The bureau has said the Gulfstreams, a favorite jet of CEOs in the corporate world, are housed in a secret Washington area location, and were needed to whisk FBI counterterrorism agents on a moment’s notice to global hotspots for investigations, transporting terrorists, dispatching equipment and returning evidence to Washington for testing. The bureau, in seeking budget approval, has told Congress over the years that the jets were used for “crucial missions” into Iraq and “fast-moving investigations and crisis situations” in places such as Afghanistan.

And in 2010, when the FBI sought additional money and eventually the second Gulfstream jet, officials told Congress that the original jet was being taxed by the counterterrorism mission. “Aviation missions transport personnel for counterterrorism operations throughout the world, and increasing usage of the Gulfstream V has placed a strain on available maintenance/fuel funds necessary to successfully carry out crucial missions,” the budget request argued.

But the GAO review found the jets were used only used about 40 percent of the time for counterterrorism since 2007, with their primary function becoming executive travel.

“From fiscal years 2007 through 2011, 60 percent (2,206 of 3,657) of all flight hours for the FBI’s two Gulfstream V aircraft were associated with non-mission flights to transport the Attorneys General, FBI Director, and other DOJ executives,” the GAO found. The smaller aircraft were used only about a third of the time for the executive travel, the audit found.

In fact, the FBI has now scrapped its smaller Citation jet in favor of the second Gulfstream, officials said.

Grassley questioned the judgment of the bureau to use the larger aircraft regularly.

“The law requires the folks to travel,” Grassley said, “but they don’t have to  travel in the Gulfstream if they’ve got Citations, particularly if it’s for personal use. … When you’re going to some private event or personal event, that’s unrelated to your government service, and you’re using these planes, you ought to take the cheapest method of travel you can.”

The GAO report follows other recent controversies in which top government and political leaders have created perks or conveniences for themselves that are unavailable for average Americans and cost taxpayers money. Over the last few years, lawmakers who have used military aircraft for travel or White House officials who used government cars as limousine service have stirred their own controversies.

FBI officials point out that Holder, who took over in 2009 from Mukasey, and Mueller, who has been FBI director since 2001, were forced by a White House order to use government aircraft, and that the decision on what aircraft to use each time falls to career officials in the FBI flight operations unit.

Nonetheless, the cost to taxpayers – especially when the Gulfstream Vs are used for personal travel – can be large.
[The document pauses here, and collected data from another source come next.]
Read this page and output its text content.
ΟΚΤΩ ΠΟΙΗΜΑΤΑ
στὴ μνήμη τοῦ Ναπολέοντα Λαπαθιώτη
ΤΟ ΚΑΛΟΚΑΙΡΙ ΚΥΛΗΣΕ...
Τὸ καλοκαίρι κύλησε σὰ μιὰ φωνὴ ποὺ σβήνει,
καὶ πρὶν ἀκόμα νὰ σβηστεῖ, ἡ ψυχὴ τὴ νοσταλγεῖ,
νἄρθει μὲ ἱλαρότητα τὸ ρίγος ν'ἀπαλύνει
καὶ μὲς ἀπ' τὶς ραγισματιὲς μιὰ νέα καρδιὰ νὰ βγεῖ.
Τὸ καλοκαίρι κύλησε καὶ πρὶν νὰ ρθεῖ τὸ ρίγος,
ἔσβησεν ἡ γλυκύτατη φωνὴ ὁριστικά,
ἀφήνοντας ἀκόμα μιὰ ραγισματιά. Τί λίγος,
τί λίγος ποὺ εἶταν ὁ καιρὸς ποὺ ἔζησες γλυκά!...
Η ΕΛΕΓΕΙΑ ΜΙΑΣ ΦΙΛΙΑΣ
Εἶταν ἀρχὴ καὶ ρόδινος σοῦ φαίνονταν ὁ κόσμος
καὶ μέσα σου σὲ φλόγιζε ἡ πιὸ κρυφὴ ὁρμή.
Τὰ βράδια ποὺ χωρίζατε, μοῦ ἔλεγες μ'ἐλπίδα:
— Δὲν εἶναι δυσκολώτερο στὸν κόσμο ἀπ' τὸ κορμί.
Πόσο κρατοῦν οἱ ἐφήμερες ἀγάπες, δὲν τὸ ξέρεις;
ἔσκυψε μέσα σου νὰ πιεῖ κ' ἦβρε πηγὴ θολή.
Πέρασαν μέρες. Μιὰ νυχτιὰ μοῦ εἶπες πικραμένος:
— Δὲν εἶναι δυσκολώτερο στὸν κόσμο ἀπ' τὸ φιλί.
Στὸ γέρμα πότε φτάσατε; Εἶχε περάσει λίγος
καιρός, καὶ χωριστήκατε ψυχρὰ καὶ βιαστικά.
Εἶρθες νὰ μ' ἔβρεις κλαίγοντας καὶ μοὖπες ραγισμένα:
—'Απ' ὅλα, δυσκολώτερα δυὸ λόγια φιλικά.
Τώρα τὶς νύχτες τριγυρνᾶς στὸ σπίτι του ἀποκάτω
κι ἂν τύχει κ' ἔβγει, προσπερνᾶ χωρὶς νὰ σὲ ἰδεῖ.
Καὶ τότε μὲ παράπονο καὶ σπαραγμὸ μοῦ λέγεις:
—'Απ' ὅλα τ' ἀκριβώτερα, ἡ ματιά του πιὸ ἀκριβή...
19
Take for instance the personal travel aboard the aircraft. When Holder, Mueller or Mukasey took personal trips, they reimbursed taxpayers at a rate equivalent to coach air fare on commercial flights, but that amount hardly covers the true cost of the flights. In fact, the 88 trips by Holder and Mukasey for personal reasons cost about $1.6 million, yet the taxpayers were reimbursed only $46,982, or about 2.9 percent of the actual tab.

The report cited one specific example by Holder, who took a personal trip in November  2010 using the FBI’s Gulfstream V. The flight “had an estimated flight cost of $15,894, but the reimbursement at the equivalent commercial fare was $420.80,” the report noted.

Mueller used the aircraft far less often for personal trips, making just 10 trips and reimbursing the government a total of $4,556, the report said. One factor contributing to the lower total was that Mueller was not required to use government aircraft for personal travel until 2011. In fact, the report noted, Mueller almost always flew on commercial airlines for personal travel before the White House order was extended to him.

The GAO also cited another potentially avoidable cost for taxpayers: The FBI jets are kept at a secret location outside Washington and must be flown each time to Reagan National Airport to pick up Mueller and Holder. The cost of those brief transitional flights was $1.5 million between 2007 and 2011 — roughly 10 percent of the total cost of all their flights.